O jeitinho brasileiro foi essencial no processo de transição do Vale-Tudo para o MMA
Murilo Basso Publicado em 15/06/2012, às 11h56 - Atualizado às 11h56
A prática de lutas sem regra – o popular vale-tudo – existe desde a Grécia antiga. Mas foi no Brasil, em meados da década de 20, que elas começaram a ganhar popularidade.
Nascido no Pará, Carlos Gracie desejava provar que o jiu-jítsu, a arte marcial que aprendera anos antes com o mestre japonês Mitsuiyo Esai Maeda, o popular Conde Koma, era a mais completa de todas. Naquele início da década de 30, já morando no Rio de Janeiro e embora já tivesse derrotado lutadores das mais diversas modalidades, Gracie foi criticado publicamente por um estivador mestre em capoeira conhecido como Samuel. Ofendido, Gracie resolveu desafiá-lo. Sem um consenso sobre as normas do duelo, foi decidido então que não haveria regras. A luta durou dez minutos. O público, receoso de que Gracie matasse o estivador, interrompeu o combate. Como não houve desistência e Samuel manteve a consciência, oficialmente a luta não teve um vencedor.
Tais desafios se tornaram comuns na cidade. Posteriormente, Gracie ensinou o jiu-jítsu aos irmãos. O caçula, Hélio, aperfeiçoou ainda mais a técnica, dando origem ao que ficou conhecido como “Brazilian Jiu-Jítsu”.
“A família Gracie desafiava diversos atletas para provar a superioridade do jiu-jítsu”, conta João Alberto Barreto, membro da academia Gracie durante os anos 50 e aluno de Hélio. “Na verdade, na época, era a única arte marcial presente no Rio. A premissa básica era provar que se tratava da técnica mais completa e eficaz perante as demais.”
“O MMA [mixed martial arts, ou artes marciais mistas] não é apenas uma modalidade”, continua Barreto, “é, em essência, a grande marca do vale-tudo e do jiu-jítsu brasileiro. E Hélio Gracie foi fundamental para esse processo. Com 73 kg, ele vencia adversários de 120 kg. E foi derrotado uma única vez, por um aluno.”

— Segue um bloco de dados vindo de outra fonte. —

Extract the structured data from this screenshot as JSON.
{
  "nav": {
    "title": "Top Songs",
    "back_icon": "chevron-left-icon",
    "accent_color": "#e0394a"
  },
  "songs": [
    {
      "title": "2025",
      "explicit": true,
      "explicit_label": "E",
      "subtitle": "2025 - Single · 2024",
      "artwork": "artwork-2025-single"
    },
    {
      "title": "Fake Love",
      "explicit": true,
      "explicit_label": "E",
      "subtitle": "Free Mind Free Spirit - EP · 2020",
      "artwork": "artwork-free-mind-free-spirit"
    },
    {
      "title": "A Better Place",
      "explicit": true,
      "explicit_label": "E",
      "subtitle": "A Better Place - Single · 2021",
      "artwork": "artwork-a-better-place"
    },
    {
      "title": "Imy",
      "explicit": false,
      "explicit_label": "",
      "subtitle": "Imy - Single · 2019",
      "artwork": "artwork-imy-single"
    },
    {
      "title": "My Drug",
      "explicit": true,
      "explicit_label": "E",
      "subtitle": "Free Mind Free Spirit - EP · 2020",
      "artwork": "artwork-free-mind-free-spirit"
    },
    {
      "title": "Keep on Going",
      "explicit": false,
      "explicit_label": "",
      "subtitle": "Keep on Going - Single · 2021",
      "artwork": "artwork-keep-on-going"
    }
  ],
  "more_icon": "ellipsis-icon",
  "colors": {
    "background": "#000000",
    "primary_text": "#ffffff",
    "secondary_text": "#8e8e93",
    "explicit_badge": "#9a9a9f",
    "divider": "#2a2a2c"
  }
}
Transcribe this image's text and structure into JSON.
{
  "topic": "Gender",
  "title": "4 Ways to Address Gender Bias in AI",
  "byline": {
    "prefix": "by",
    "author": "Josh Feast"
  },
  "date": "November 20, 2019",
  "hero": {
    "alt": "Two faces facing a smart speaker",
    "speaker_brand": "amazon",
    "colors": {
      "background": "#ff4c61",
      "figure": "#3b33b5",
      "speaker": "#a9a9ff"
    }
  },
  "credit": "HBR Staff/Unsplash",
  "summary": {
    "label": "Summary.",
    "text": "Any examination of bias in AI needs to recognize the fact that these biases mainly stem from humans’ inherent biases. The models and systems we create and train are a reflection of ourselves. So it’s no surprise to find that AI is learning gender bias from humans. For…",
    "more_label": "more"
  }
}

Mesmo sofrendo o preconceito de grande parte da sociedade, o vale-tudo brasileiro teve grandes momentos nos anos 50. Personalidades políticas como Carlos Lacerda e Getúlio Vargas foram alunos da família Gracie; em 1950, na inauguração da TV Tupi, a primeira emissora brasileira, foi exibido um confronto entre a academia Gracie e três trabalhadores portuários; anos mais tarde, a TV Continental passou a exibir ao vivo o programa Heróis do Ringue, comandado por Gracie.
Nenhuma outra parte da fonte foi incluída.